Here, viewing the evidence in the light most favorable to the plaintiffs, this court finds that no reasonable person could conclude that the defendant's conduct with respect to Anthony Heineg or his wife was "so outrageous in character, and so extreme in degree, as to go beyond all possible bounds of decency, and to be regarded as atrocious, and utterly intolerable in a civilized community." As detailed above, the uncontradicted evidence shows that Wal-Mart contacted the police about Ms. Harris, not plaintiff Anthony Heinig. Furthermore, there is no evidence that Wal-Mart encouraged the District Attorney's Office to prosecute Anthony Heinig.

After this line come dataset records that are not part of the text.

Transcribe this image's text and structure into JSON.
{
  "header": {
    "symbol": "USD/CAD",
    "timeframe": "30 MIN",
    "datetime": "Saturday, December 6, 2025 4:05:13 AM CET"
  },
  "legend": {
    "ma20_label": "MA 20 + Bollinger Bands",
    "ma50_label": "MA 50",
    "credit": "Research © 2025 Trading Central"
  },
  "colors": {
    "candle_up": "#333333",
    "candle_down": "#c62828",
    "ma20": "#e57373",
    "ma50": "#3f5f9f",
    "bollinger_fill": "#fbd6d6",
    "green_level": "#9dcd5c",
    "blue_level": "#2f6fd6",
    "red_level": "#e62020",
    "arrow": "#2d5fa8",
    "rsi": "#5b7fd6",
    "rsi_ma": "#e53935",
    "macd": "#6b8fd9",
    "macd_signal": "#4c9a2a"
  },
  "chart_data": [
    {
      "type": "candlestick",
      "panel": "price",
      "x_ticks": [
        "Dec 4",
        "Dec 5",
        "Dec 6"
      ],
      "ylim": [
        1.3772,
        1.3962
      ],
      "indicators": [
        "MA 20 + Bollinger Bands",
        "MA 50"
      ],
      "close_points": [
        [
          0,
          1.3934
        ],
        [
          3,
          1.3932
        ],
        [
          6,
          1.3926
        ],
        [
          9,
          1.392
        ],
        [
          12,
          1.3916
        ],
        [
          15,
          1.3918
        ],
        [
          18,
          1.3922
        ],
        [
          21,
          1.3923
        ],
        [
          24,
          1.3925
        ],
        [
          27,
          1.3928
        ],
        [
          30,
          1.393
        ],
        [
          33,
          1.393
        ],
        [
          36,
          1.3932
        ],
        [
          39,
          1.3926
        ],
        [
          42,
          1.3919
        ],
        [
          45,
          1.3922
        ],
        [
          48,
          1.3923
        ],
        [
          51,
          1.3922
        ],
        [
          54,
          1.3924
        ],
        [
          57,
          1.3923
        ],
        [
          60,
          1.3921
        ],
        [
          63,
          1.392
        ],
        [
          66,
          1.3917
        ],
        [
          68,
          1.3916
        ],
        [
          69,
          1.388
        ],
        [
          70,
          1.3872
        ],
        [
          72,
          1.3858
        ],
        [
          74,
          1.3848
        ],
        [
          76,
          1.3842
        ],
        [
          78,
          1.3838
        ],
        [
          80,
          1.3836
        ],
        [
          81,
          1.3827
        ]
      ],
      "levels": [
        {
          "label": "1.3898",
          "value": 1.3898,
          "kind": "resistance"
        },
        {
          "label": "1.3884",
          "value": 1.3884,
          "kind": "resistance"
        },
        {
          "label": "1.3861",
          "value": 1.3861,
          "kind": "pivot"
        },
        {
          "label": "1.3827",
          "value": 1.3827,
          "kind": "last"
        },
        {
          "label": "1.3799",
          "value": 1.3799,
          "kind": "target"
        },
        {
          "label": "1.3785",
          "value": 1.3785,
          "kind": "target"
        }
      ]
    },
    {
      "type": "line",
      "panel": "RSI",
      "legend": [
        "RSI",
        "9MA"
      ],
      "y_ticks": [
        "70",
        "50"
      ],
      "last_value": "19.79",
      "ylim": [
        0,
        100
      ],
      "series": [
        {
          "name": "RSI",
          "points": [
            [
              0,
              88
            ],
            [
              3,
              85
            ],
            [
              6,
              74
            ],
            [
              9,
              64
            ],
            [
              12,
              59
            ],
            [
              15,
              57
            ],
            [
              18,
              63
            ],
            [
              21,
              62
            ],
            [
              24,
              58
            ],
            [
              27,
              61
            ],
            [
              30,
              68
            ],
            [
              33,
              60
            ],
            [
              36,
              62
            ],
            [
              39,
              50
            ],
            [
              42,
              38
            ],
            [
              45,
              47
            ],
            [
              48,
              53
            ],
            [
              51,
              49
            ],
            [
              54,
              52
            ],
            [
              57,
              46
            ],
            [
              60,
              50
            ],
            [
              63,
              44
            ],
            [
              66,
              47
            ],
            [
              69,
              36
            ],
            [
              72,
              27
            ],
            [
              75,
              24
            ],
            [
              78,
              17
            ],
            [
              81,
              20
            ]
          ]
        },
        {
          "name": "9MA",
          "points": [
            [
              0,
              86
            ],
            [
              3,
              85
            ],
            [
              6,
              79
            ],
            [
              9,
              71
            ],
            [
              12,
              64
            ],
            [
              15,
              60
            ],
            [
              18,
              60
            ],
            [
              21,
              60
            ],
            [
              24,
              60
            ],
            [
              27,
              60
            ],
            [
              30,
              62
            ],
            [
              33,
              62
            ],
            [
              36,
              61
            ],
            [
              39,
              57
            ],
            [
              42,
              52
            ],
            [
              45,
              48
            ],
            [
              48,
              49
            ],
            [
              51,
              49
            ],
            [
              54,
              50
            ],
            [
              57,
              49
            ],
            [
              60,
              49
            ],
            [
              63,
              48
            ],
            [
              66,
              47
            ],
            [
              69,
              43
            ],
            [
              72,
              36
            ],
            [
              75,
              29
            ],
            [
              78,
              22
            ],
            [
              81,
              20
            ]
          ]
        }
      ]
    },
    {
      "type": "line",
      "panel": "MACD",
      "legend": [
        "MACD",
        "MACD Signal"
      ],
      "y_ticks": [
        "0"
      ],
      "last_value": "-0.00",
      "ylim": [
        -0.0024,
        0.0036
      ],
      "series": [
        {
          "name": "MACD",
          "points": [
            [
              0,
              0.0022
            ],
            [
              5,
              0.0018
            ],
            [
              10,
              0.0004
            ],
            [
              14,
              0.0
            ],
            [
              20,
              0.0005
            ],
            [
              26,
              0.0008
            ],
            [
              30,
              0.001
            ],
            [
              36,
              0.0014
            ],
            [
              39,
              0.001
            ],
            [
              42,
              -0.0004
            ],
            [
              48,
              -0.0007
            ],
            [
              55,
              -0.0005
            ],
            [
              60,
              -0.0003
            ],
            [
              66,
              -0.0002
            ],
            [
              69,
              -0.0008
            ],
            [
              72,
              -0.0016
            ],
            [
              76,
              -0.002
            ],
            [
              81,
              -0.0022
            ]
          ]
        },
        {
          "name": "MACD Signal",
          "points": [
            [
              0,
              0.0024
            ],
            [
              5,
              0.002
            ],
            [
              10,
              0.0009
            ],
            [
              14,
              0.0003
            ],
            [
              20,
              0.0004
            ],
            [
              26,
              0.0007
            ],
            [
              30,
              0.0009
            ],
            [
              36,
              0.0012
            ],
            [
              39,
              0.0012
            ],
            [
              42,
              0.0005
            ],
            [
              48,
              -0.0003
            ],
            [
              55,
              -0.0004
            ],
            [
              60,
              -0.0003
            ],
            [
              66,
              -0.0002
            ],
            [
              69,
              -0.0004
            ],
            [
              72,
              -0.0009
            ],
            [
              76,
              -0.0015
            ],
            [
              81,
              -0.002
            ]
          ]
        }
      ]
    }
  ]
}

Plaintiffs challenge the internal investigation done by Wal-Mart as inadequate and claim the conclusions therefrom as false. They support their allegations solely through portions of a deposition purportedly of Roger Crawford, a friend of the plaintiffs, whom plaintiffs now characterize as an expert witness. Plaintiffs, however, have never disclosed or qualified Mr. Crawford as an "expert" in this case. In fact, in the Final Pretrial Order, plaintiffs state that there are no expert witnesses to be called. (Docket No. 36 at 6). Instead, Mr. Crawford is merely on plaintiffs' list of "will call" non-expert witnesses. Furthermore, as shown by the defendant, Mr. Crawford was not employed by Wal-Mart during the relevant time frame, did not have any involvement in Wal-Mart's internal investigation of Mary Harris, and did not investigate any Wal-Mart associates for fraudulent returns while employed at Wal-Mart. In addition, the portions of Mr. Crawford's purported deposition filed by plaintiffs with their Response do not identify the documents and videotapes Mr. Crawford claims to have reviewed. Moreover, as correctly asserted by defendant, Mr. Crawford's testimony constitutes no more than mere general conclusions without any factual support. Neither Mr. Crawford nor the plaintiffs have identified any specific transactions upon which Wal-Mart should not have relied when deciding to contact the police department about Ms. Harris or any evidence that Wal-Mart should have discovered prior to contacting the police department. As noted above, in responding to a summary judgment motion, the plaintiffs "must respond with specific facts showing the existence of a genuine factual issue to be tried," and "[u]nsupported allegations without `any significant probative evidence tending to support the complaint' are insufficient . . . as are conclusory assertions that factual disputes exist."Southway, 149 F. Supp.2d at 1273. Plaintiffs here have failed to respond with any specific facts showing the existence of a genuine issue of material fact. The court finds that the portion of the deposition transcript submitted by plaintiffs does not create a genuine issue of material fact with respect to the adequacy of defendant's investigation of Ms. Harris.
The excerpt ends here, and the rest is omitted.